When I use itoa() it needs a char* _DstBuff, what is the best practice here?
#include "stdafx.h"
#include <iostream>
using namespace std;
int main()
{
int num = 100;
// I'm sure here is no memory leak, but it needs to know the length.
char a[10];
// will this causue memory leak? if yes, how to avoid it?
// And why can itoa(num, b, 10); be excuted correctly since b
// has only allocated one char.
char *b = new char;
// What is the difference between char *c and char *b
// both can be used correctly in the itoa() function
char *c = new char[10];
itoa(num, a, 10);
itoa(num, b, 10);
itoa(num, c, 10);
cout << a << endl;
cout << b << endl;
cout << c << endl;
return 0;
}
the output is: 100 100 100
So could anyone explain the differenct between char *b = new char; and char *c = new char[10]; here?
I know char *c will dynamiclly allocate 10 chars, but that means char *b will only dynamically allocate 1 char, if I'm right about this, why is the output all correct?
actually which is the best practice of a, b, or c?
Best practice: Don't use it at all.
Why?
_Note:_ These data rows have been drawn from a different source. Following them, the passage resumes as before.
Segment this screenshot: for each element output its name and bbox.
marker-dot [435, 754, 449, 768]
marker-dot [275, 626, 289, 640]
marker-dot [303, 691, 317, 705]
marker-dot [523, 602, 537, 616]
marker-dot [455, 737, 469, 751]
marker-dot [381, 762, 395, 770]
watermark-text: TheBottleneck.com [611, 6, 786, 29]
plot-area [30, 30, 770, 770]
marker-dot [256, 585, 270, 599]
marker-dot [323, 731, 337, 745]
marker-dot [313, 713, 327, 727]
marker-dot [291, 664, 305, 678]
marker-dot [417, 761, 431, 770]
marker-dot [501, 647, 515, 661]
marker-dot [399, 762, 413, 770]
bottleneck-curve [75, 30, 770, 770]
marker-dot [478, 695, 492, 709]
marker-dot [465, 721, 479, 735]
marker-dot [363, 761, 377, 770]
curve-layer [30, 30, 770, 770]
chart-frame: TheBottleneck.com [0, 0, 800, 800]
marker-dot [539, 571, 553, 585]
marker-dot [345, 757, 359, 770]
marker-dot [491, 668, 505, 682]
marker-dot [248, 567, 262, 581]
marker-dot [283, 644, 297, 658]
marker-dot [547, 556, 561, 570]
Because it's not in the standard.
What should I do instead? Use std::to_string.
(If you're really stuck having to use itoa, then use a large local static buffer, like char[512] or so -- if you want to be really really safe you can make the array size sizeof(unsigned long long int) * CHAR_BIT + 2 or something like that so it can always hold any number expressed in any base, plus sign.)